7. Protein Interactions & Interfaces
- Call
string_get_interactions with the gene symbol (species: 9606, limit: 10, required_score: 700).
- Cross-reference interaction partners with PDB complex structures — are any STRING partners seen in co-crystal structures?
- Note which structural regions are involved in protein-protein interfaces (from PDB entity details).
8. Literature
- Call
pubmed_search with the gene symbol + "crystal structure" OR "cryo-EM structure" (max_results: 8).
- Focus on recent structural papers, especially those describing new structures, drug binding, or mechanistic insights.
Report Format
# Structural Biology Report: [PROTEIN NAME] ([GENE SYMBOL])
## Summary
One-paragraph overview: structural knowledge for this protein, key structural features, druggable pockets, and gaps in structural coverage.
## Protein Overview
- Gene: [symbol], Protein: [name], UniProt: [accession]
- Length: [N] amino acids
- Function: [brief description]
- Key domains: [list with positions]
## Domain Architecture
[1]---[Domain A: 50-150]---[Domain B: 200-350]---[N]
Table of all domains with InterPro/Pfam IDs, positions, and descriptions.
## Experimental Structures
### Structure Inventory
| PDB ID | Method | Resolution | Chains | Coverage | Ligands | Year |
|--------|--------|-----------|--------|----------|---------|------|
[All structures found, sorted by resolution]
**Total structures:** [N] | **Best resolution:** [X.X Å] | **Methods:** X-ray ([N]), Cryo-EM ([N]), NMR ([N])
### Key Structures Highlighted
#### Best Overall: [PDB ID] — [Title]
- Method: [X-ray/Cryo-EM], Resolution: [X.X Å]
- Coverage: residues [start]-[end] ([%] of protein)
- Key features: [what makes this structure notable]
#### Best Ligand-Bound: [PDB ID] — [Title]
- Ligand: [name/identifier]
- Binding site residues: [list]
- Drug relevance: [if applicable]
#### Best Complex: [PDB ID] — [Title]
- Complex partners: [proteins/DNA/RNA]
- Interface residues: [key contacts]
### Structure Coverage Map
Visual representation of which protein regions are covered by experimental structures:
Protein: [1]=========================[N]
Domain A: [====50-150====]
Domain B: [====200-350====]
PDB 1XXX: [--30---------180--]
PDB 2YYY: [--120--------300--]
PDB 3ZZZ: [--280---350--]
Gap: [1-29] [181-199] [351-N]
## AlphaFold Prediction
- Mean pLDDT: [score]
- High-confidence regions (pLDDT > 90): [ranges]
- Confident regions (70-90): [ranges]
- Low-confidence / disordered (< 50): [ranges]
- Comparison with PDB: [which gaps in PDB are predicted well by AlphaFold?]
- Model URLs: [PDB file], [CIF file]
## Pathogenic Variants on Structure
### Variant Hotspots
| Domain/Region | Variants | Significance |
|--------------|----------|-------------|
[Domains ranked by number of pathogenic variants]
### Key Pathogenic Variants
| Variant | Position | Domain | ClinVar Significance | Structural Context |
|---------|----------|--------|---------------------|-------------------|
[Top 10 pathogenic variants with structural interpretation]
**Interpretation:** [Where do pathogenic variants cluster?

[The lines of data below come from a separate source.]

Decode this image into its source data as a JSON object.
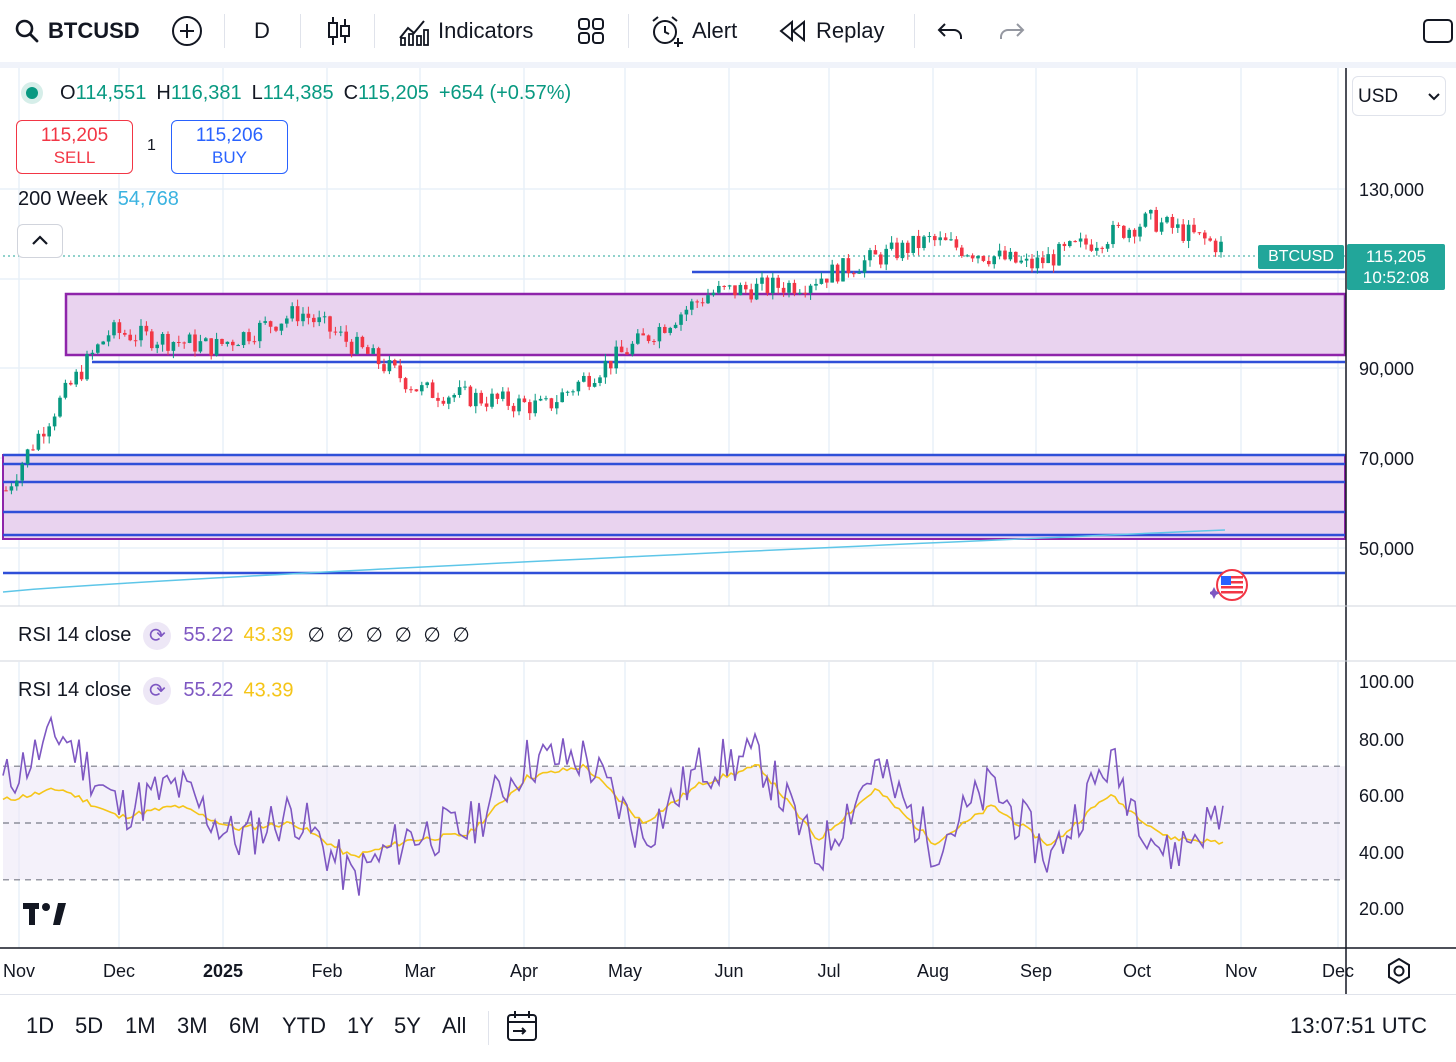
{
  "toolbar": {
    "symbol": "BTCUSD",
    "interval": "D",
    "indicators_label": "Indicators",
    "alert_label": "Alert",
    "replay_label": "Replay",
    "icons": [
      "search-icon",
      "add-symbol-icon",
      "candles-icon",
      "indicators-icon",
      "layouts-icon",
      "alarm-icon",
      "replay-icon",
      "undo-icon",
      "redo-icon",
      "fullscreen-icon"
    ]
  },
  "legend": {
    "o_label": "O",
    "o": "114,551",
    "h_label": "H",
    "h": "116,381",
    "l_label": "L",
    "l": "114,385",
    "c_label": "C",
    "c": "115,205",
    "change": "+654 (+0.57%)",
    "sell_price": "115,205",
    "sell_label": "SELL",
    "spread": "1",
    "buy_price": "115,206",
    "buy_label": "BUY",
    "ma_label": "200 Week",
    "ma_value": "54,768"
  },
  "price_axis": {
    "currency": "USD",
    "ticks": [
      "130,000",
      "90,000",
      "70,000",
      "50,000"
    ],
    "badge_symbol": "BTCUSD",
    "badge_price": "115,205",
    "badge_countdown": "10:52:08"
  },
  "rsi": {
    "label": "RSI 14 close",
    "value": "55.22",
    "ma_value": "43.39",
    "extra": "∅ ∅ ∅ ∅ ∅ ∅",
    "ticks": [
      "100.00",
      "80.00",
      "60.00",
      "40.00",
      "20.00"
    ]
  },
  "time_axis": [
    "Nov",
    "Dec",
    "2025",
    "Feb",
    "Mar",
    "Apr",
    "May",
    "Jun",
    "Jul",
    "Aug",
    "Sep",
    "Oct",
    "Nov",
    "Dec"
  ],
  "ranges": [
    "1D",
    "5D",
    "1M",
    "3M",
    "6M",
    "YTD",
    "1Y",
    "5Y",
    "All"
  ],
  "clock": "13:07:51 UTC",
  "colors": {
    "up": "#089981",
    "down": "#f23645",
    "zone": "#e9d3ef",
    "zone_border": "#8e24aa",
    "level": "#2f4fd8",
    "rsi": "#7e57c2",
    "rsi_ma": "#f5c518",
    "ma200": "#5ec6e8"
  },
  "chart_data": {
    "type": "candlestick",
    "symbol": "BTCUSD",
    "interval": "D",
    "x": [
      "Nov",
      "Dec",
      "2025",
      "Feb",
      "Mar",
      "Apr",
      "May",
      "Jun",
      "Jul",
      "Aug",
      "Sep",
      "Oct",
      "Nov"
    ],
    "approx_close": [
      70000,
      97000,
      94000,
      101000,
      86000,
      83000,
      95000,
      105000,
      107000,
      117000,
      111000,
      122000,
      115205
    ],
    "last": {
      "open": 114551,
      "high": 116381,
      "low": 114385,
      "close": 115205
    },
    "zones": [
      {
        "low": 92000,
        "high": 105000
      },
      {
        "low": 51000,
        "high": 72000
      }
    ],
    "levels": [
      108000,
      91000,
      71000,
      69500,
      66000,
      60000,
      51000,
      44000
    ],
    "ma200_range": [
      43000,
      54768
    ],
    "rsi_approx": [
      64,
      82,
      55,
      63,
      44,
      54,
      30,
      46,
      48,
      72,
      73,
      45,
      70,
      73,
      38,
      70,
      42,
      63,
      37,
      72,
      38,
      55
    ],
    "rsi_ma_approx": [
      58,
      62,
      52,
      56,
      48,
      50,
      38,
      44,
      46,
      66,
      70,
      50,
      64,
      70,
      44,
      62,
      43,
      56,
      42,
      60,
      45,
      43
    ],
    "rsi_bands": [
      70,
      50,
      30
    ]
  }
}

Do they affect active sites, stability, or interfaces?]
## Protein Interaction Interfaces
- Top interaction partners (STRING):
| Partner | Score | Co-crystal Structure? |
|---------|-------|--------------------|
- Structurally characterized interfaces: [which interactions have PDB structures?]

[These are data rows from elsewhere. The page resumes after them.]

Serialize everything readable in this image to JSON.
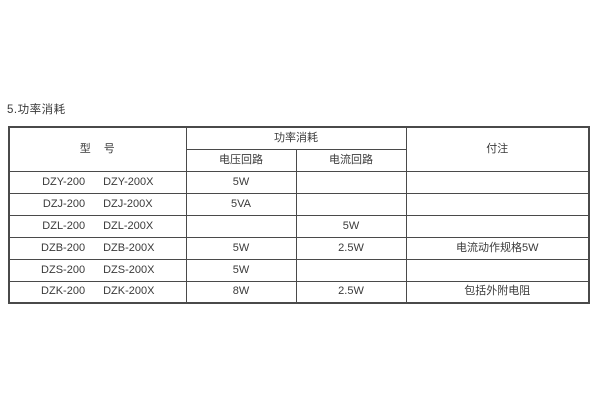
{
  "page": {
    "section_title": "5.功率消耗"
  },
  "table": {
    "header": {
      "model": "型　号",
      "power_group": "功率消耗",
      "voltage_circuit": "电压回路",
      "current_circuit": "电流回路",
      "notes": "付注"
    },
    "rows": [
      {
        "model_a": "DZY-200",
        "model_b": "DZY-200X",
        "voltage": "5W",
        "current": "",
        "note": ""
      },
      {
        "model_a": "DZJ-200",
        "model_b": "DZJ-200X",
        "voltage": "5VA",
        "current": "",
        "note": ""
      },
      {
        "model_a": "DZL-200",
        "model_b": "DZL-200X",
        "voltage": "",
        "current": "5W",
        "note": ""
      },
      {
        "model_a": "DZB-200",
        "model_b": "DZB-200X",
        "voltage": "5W",
        "current": "2.5W",
        "note": "电流动作规格5W"
      },
      {
        "model_a": "DZS-200",
        "model_b": "DZS-200X",
        "voltage": "5W",
        "current": "",
        "note": ""
      },
      {
        "model_a": "DZK-200",
        "model_b": "DZK-200X",
        "voltage": "8W",
        "current": "2.5W",
        "note": "包括外附电阻"
      }
    ]
  }
}
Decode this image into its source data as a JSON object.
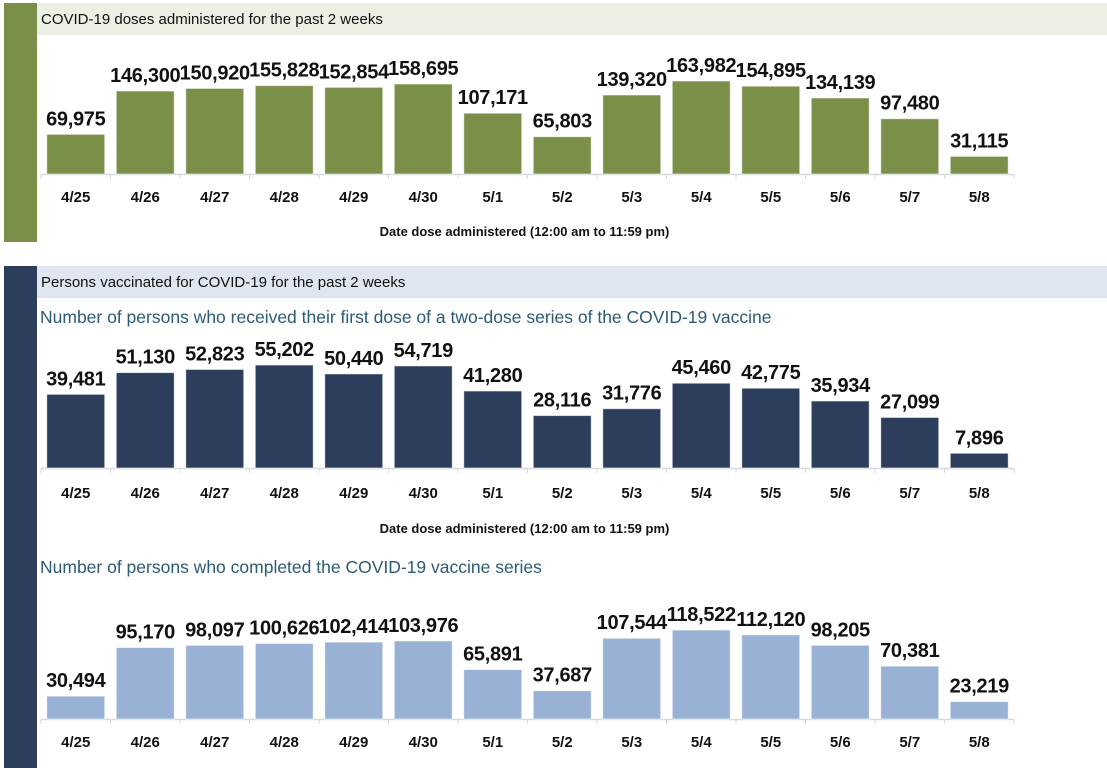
{
  "sections": [
    {
      "header": "COVID-19 doses administered for the past 2 weeks",
      "strip_color": "#7a8f48"
    },
    {
      "header": "Persons vaccinated for COVID-19 for the past 2 weeks",
      "strip_color": "#2c3e5c"
    }
  ],
  "chart_data": [
    {
      "type": "bar",
      "title": "COVID-19 doses administered for the past 2 weeks",
      "xlabel": "Date dose administered (12:00 am to 11:59 pm)",
      "ylabel": "",
      "categories": [
        "4/25",
        "4/26",
        "4/27",
        "4/28",
        "4/29",
        "4/30",
        "5/1",
        "5/2",
        "5/3",
        "5/4",
        "5/5",
        "5/6",
        "5/7",
        "5/8"
      ],
      "values": [
        69975,
        146300,
        150920,
        155828,
        152854,
        158695,
        107171,
        65803,
        139320,
        163982,
        154895,
        134139,
        97480,
        31115
      ],
      "value_labels": [
        "69,975",
        "146,300",
        "150,920",
        "155,828",
        "152,854",
        "158,695",
        "107,171",
        "65,803",
        "139,320",
        "163,982",
        "154,895",
        "134,139",
        "97,480",
        "31,115"
      ],
      "ylim": [
        0,
        163982
      ],
      "grid": false,
      "bar_color": "#7a8f48"
    },
    {
      "type": "bar",
      "title": "Number of persons who received their first dose of a two-dose series of the COVID-19 vaccine",
      "xlabel": "Date dose administered (12:00 am to 11:59 pm)",
      "ylabel": "",
      "categories": [
        "4/25",
        "4/26",
        "4/27",
        "4/28",
        "4/29",
        "4/30",
        "5/1",
        "5/2",
        "5/3",
        "5/4",
        "5/5",
        "5/6",
        "5/7",
        "5/8"
      ],
      "values": [
        39481,
        51130,
        52823,
        55202,
        50440,
        54719,
        41280,
        28116,
        31776,
        45460,
        42775,
        35934,
        27099,
        7896
      ],
      "value_labels": [
        "39,481",
        "51,130",
        "52,823",
        "55,202",
        "50,440",
        "54,719",
        "41,280",
        "28,116",
        "31,776",
        "45,460",
        "42,775",
        "35,934",
        "27,099",
        "7,896"
      ],
      "ylim": [
        0,
        55202
      ],
      "grid": false,
      "bar_color": "#2c3e5c"
    },
    {
      "type": "bar",
      "title": "Number of persons who completed the COVID-19 vaccine series",
      "xlabel": "",
      "ylabel": "",
      "categories": [
        "4/25",
        "4/26",
        "4/27",
        "4/28",
        "4/29",
        "4/30",
        "5/1",
        "5/2",
        "5/3",
        "5/4",
        "5/5",
        "5/6",
        "5/7",
        "5/8"
      ],
      "values": [
        30494,
        95170,
        98097,
        100626,
        102414,
        103976,
        65891,
        37687,
        107544,
        118522,
        112120,
        98205,
        70381,
        23219
      ],
      "value_labels": [
        "30,494",
        "95,170",
        "98,097",
        "100,626",
        "102,414",
        "103,976",
        "65,891",
        "37,687",
        "107,544",
        "118,522",
        "112,120",
        "98,205",
        "70,381",
        "23,219"
      ],
      "ylim": [
        0,
        118522
      ],
      "grid": false,
      "bar_color": "#98b1d4"
    }
  ]
}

- Key interface residues: [from complex structures]
## Structural Literature
| # | Title | Year | Journal | PMID |
|---|-------|------|---------|------|
[Top 5-8 structural papers]
## Druggability Assessment
- Known ligand-binding sites from PDB structures
- Druggable pockets: [based on ligand-bound structures]
- Allosteric sites: [if any structures reveal allosteric mechanisms]
- Drug candidates: [if any PDB ligands are known drugs or clinical candidates]
## Key Takeaways
- [3-5 bullet points summarizing structural knowledge, gaps, variant hotspots, and druggability]
## Data Sources
List which databases were queried and whether each returned data successfully.
Keep the report factual — only include data returned by the tools. Do not fabricate PDB IDs, resolutions, or structural details. If a section has no data, write "No data available from [source]."